The company said that under the contract with Ottawa, the City will supply 109,500 tonnes of municipal solid waste and has a right of first refusal to supply the balance of plant capacity.
The site for the facility has been leased to Plasco for nominal cost by the City, which will pay a tipping fee for each tonne processed of $83.25 per tonne, escalating annually at the rate of increase in the Consumer Price Index.
The first 20 years of the contract are fixed and the City has options for a further four five year extensions.
The company added that the City of Ottawa has made no other financial contribution and has no other risk or obligation.
The City estimates that the deal will extend the life of Ottawa's existing landfill by at least 28 years saving the City approximately $250 million in future landfill capital costs.
Construction is expected to commence in the second half of 2013 with commercial operation planned for the first half of 2015.
Plasma arc technology
The company said that the new facility will be built to the Plasco Conversion System (PCS) design and will incorporate three proprietary Integrated Converting and Refining System (ICARS) modules.
According to Plasco the PCS breaks down garbage using its patented ICARS system, which gasifies the waste and refines the resulting gas using plasma technology.
The synthetic gas created from the waste fuels General Electric Jenbacher internal combustion engines, together with a steam turbine driven by heat recovered from the process and engines, which the company said will produce approximately 15MW of net electricity that will be sold to the grid.
Further to this any residual solids are refined using Plasma to produce slag which meets requirements for a range of applications, including construction aggregates and abrasives.
Moisture in the waste is recovered, cleaned and made available for reuse in the community.
Effective throughput of the facility will be 130,000 tonnes per year.
The company claimed that there are no emissions to atmosphere in the conversion process, with any unused gas sent to a flare.
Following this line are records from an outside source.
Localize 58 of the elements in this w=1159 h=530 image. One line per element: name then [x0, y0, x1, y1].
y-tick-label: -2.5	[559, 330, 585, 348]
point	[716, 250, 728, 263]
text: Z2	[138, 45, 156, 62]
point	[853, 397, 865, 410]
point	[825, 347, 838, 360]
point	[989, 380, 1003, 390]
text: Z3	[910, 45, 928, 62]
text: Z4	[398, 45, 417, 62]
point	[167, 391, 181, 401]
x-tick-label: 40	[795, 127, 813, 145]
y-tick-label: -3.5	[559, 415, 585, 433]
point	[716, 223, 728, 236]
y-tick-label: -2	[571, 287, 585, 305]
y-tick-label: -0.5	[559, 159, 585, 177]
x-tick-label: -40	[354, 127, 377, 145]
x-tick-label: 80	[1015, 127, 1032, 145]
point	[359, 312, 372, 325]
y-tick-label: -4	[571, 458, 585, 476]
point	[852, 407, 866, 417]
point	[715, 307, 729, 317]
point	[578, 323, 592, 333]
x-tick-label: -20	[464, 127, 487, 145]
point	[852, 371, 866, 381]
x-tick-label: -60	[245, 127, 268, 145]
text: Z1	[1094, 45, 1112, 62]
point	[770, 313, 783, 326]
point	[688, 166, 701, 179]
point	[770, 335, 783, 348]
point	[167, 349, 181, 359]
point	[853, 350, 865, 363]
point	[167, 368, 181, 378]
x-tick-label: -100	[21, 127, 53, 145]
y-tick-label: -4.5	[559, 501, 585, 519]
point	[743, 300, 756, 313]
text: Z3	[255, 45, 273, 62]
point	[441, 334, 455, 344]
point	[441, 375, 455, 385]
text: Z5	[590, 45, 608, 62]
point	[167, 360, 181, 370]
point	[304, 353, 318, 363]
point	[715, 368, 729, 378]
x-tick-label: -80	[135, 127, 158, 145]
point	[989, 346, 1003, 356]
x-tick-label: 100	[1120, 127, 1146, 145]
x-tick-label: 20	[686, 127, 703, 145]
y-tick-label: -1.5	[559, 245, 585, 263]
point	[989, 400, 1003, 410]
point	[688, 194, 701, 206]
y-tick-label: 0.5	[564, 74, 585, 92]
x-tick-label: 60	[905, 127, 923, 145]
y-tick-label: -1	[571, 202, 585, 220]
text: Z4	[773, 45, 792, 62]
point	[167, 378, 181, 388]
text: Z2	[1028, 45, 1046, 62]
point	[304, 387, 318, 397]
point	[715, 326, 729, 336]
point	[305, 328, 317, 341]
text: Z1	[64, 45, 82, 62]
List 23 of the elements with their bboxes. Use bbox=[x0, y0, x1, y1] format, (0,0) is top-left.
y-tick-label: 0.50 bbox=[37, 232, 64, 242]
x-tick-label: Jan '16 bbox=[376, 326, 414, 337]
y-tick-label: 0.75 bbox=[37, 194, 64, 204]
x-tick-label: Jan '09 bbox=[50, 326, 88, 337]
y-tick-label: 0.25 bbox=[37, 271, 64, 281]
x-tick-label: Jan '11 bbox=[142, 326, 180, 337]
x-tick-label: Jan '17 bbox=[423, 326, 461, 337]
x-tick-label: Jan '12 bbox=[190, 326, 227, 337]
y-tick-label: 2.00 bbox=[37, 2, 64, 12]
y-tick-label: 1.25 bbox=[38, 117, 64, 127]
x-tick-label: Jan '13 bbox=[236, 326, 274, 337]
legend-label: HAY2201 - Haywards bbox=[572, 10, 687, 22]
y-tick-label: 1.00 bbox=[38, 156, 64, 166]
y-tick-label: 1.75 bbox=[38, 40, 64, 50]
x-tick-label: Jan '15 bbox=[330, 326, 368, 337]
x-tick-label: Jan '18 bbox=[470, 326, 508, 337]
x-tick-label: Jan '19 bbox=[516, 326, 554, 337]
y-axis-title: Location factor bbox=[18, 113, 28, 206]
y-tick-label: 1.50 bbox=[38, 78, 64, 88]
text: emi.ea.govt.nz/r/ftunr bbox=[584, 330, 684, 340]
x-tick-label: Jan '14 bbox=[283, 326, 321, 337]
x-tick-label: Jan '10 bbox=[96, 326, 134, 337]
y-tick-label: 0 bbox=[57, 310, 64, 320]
Exhaust from the engines and flare have emission levels significantly below the most stringent standards in the world.
The ICARS modules will be manufactured in Ontario and, according to Plasco, site construction and assembly of the PCS will create about 200 construction jobs.
Once complete the facility will permanently employ 42 operations technicians.
Plasco added that construction and operation of the Facility will be subject to receipt of and compliance with the terms of Environmental Compliance Certificates to be issued by the Ontario Ministry of the Environment.